The statement went on to say that “ACOs have demonstrated that they are uniquely equipped to respond to the pandemic, and our health system needs more accountable care models and participants today given their ability to help provide high-quality, preventive, coordinated care. For example, ACOs have used their population management systems and other tools to educate patients about minimizing exposure, make sure they have enough food and medication to stay home, remotely monitor their underlying conditions, treat cases through telemedicine, and manage post-discharge complications with integrated home health and effective relationships with post-acute providers. NAACOS looks forward to working with CMS and providers interested in the new rural accountable care opportunities while also advocating for and supporting existing ACO models.”

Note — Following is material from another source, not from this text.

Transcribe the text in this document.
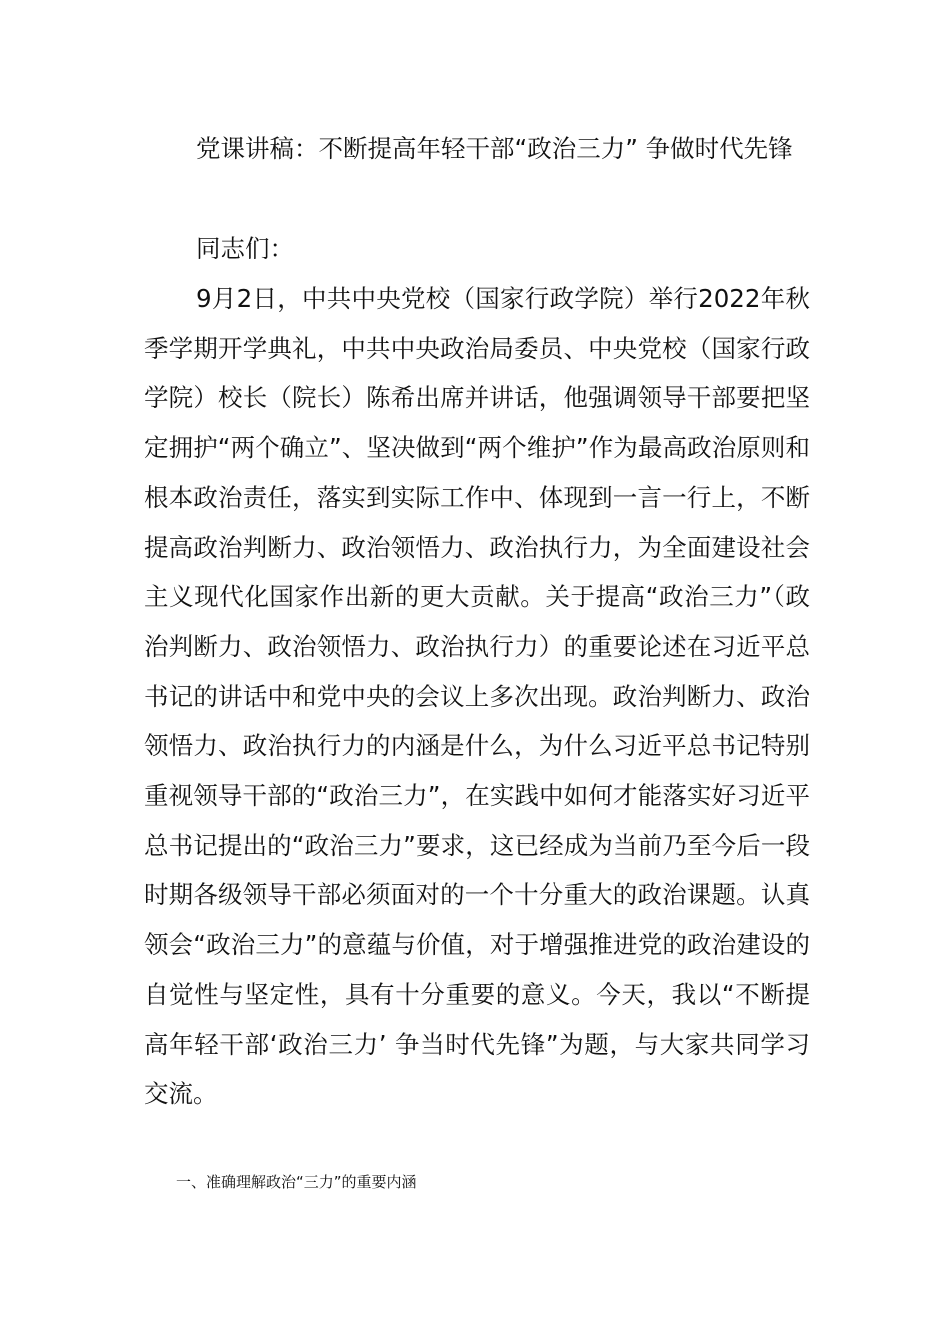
党课讲稿：不断提高年轻干部“政治三力” 争做时代先锋
同志们：
9月2日，中共中央党校（国家行政学院）举行2022年秋季学期开学典礼，中共中央政治局委员、中央党校（国家行政学院）校长（院长）陈希出席并讲话，他强调领导干部要把坚定拥护“两个确立”、坚决做到“两个维护”作为最高政治原则和根本政治责任，落实到实际工作中、体现到一言一行上，不断提高政治判断力、政治领悟力、政治执行力，为全面建设社会主义现代化国家作出新的更大贡献。关于提高“政治三力”（政治判断力、政治领悟力、政治执行力）的重要论述在习近平总书记的讲话中和党中央的会议上多次出现。政治判断力、政治领悟力、政治执行力的内涵是什么，为什么习近平总书记特别重视领导干部的“政治三力”，在实践中如何才能落实好习近平总书记提出的“政治三力”要求，这已经成为当前乃至今后一段时期各级领导干部必须面对的一个十分重大的政治课题。认真领会“政治三力”的意蕴与价值，对于增强推进党的政治建设的自觉性与坚定性，具有十分重要的意义。今天，我以“不断提高年轻干部‘政治三力’ 争当时代先锋”为题，与大家共同学习交流。
一、准确理解政治“三力”的重要内涵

As explained on its website, “The National Association of ACOs (NAACOS) is a 501 (c) 6 non-profit organization that allows Accountable Care Organizations (ACOs) to work together to increase quality of care, lower costs and improve the health of their communities. Determined to create an environment for advocacy and shared learning, hundreds of ACOs with millions of lives from all 50 states and the District of Columbia formed NAACOS.”